Water: the new collectible
There’s nothing more fashionable that inviting a friend to enjoy a… glass of water! As long as it has traveled from afar and costs a lot! Believe it or not, water has become a must-have product for trenders, to be enjoyed alone or with friends.
Some are sourced from the springs around Dandridge in Tennessee, the Catskill Mountains in New York State, and Cape Grim in Tasmania. Others are found in the depths of Norwegian glaciers, in Serbia, Iceland, or Fiji. This is artesian water drawn from mineral springs, sterilized with ultraviolet light, obtained “without the slightest human intervention,” “saturated with oxygen,” and blessed according the Kabbalistic rites. These different waters from faraway lands are sold for the same price as a renowned grand cru. Some cost more than 100 dollars per liter, presented in vials, flasks, carafes, and often served at prestigious “water bars.” Originally launched by Colette Paris, the former iconic hotspot for the world’s fashionistas, the concept quickly attracted a loyal following and saw other bars open in New York, Montreal, London, Toulouse, and Lyon. This H2O frenzy linked to healthy living and a tiny waist was largely driven by celebrities in the U.S.A., where there are more than 120 different brands of bottled water.

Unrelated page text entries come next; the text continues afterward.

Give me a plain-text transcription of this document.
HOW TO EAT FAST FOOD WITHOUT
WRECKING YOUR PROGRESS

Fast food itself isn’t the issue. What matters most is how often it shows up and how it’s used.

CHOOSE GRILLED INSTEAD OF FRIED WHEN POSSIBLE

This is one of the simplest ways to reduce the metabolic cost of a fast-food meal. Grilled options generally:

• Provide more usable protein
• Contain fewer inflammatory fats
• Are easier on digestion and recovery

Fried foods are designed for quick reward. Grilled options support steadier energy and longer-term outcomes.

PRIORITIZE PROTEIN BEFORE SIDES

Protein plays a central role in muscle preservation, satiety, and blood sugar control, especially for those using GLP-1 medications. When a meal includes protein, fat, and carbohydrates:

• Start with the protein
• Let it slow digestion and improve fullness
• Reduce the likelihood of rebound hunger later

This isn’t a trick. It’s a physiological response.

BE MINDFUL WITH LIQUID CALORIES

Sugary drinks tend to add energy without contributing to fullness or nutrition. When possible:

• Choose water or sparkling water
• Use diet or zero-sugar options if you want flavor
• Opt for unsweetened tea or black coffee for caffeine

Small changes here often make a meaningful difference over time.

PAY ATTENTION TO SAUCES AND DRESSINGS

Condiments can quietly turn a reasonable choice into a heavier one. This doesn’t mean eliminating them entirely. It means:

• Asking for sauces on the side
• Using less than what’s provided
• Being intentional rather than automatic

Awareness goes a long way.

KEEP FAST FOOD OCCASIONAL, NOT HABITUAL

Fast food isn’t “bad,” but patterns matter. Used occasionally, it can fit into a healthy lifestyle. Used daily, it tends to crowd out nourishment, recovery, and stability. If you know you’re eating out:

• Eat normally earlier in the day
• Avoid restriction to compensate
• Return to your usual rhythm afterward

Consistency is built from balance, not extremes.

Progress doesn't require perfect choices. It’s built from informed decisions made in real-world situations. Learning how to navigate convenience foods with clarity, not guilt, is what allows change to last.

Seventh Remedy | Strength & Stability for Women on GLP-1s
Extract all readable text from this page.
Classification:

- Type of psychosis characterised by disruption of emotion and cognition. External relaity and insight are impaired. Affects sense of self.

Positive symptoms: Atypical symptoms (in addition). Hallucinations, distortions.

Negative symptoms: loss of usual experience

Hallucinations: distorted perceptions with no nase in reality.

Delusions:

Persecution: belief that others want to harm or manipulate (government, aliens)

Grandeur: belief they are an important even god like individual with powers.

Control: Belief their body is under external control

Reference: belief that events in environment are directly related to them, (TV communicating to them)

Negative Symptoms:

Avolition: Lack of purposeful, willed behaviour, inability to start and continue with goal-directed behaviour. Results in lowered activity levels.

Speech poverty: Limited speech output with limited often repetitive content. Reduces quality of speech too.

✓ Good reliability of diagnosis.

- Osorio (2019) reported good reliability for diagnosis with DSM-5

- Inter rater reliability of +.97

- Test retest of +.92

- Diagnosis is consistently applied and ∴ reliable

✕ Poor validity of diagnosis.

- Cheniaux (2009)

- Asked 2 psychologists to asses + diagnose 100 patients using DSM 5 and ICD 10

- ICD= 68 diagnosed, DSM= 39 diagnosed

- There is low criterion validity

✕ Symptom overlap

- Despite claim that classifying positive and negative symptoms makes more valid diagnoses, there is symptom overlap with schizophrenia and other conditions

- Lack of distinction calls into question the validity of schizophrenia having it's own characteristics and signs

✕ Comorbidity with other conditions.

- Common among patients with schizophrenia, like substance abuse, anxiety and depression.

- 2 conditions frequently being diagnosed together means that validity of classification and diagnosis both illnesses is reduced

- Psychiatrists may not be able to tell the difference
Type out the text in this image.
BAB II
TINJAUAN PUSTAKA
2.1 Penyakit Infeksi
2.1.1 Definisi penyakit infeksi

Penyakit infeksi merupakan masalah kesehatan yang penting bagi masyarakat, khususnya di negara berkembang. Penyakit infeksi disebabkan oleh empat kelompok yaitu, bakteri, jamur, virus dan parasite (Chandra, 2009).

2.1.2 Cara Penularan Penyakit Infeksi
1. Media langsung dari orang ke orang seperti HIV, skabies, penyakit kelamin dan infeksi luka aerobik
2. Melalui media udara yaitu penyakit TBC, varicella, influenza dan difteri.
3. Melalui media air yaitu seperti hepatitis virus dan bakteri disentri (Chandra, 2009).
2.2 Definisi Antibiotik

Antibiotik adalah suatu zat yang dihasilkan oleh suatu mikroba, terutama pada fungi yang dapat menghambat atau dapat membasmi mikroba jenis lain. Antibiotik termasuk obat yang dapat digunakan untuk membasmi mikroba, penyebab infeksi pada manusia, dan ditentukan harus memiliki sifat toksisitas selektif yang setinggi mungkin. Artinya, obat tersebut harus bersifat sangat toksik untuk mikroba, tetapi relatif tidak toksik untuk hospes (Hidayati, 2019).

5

In its role as an ambassador for a healthy lifestyle, the bottle of water became an integral part of looks and styles flaunted by all self-respecting celebrities – just like the classic pair of tinted sunglasses. “I don’t leave the house without my bottled water,” was the message seemingly screamed by magazine photos. (And of course, the bottle in question had to be rare and expensive). Madonna supposedly spent as much as 10,000 dollars per month on her Kabbalah-blessed bottled-water habit! Water is now a star in its own right, and the Berkley Springs International Water Tasting Competition continues to award prizes every year. The trend has also created new professions. Martin Riese is a water sommelier who found fame and fortune by introducing clients at a renowned L.A. restaurant to waters from Slovenia and Denmark. The world’s collectors have even caught the bug, and the number of “aquaphilists” and “aqualabelophiles” – respectively, collectors of water bottles and their labels – has grown exponentially!
Needless to say, the future of H2O seems crystal clear!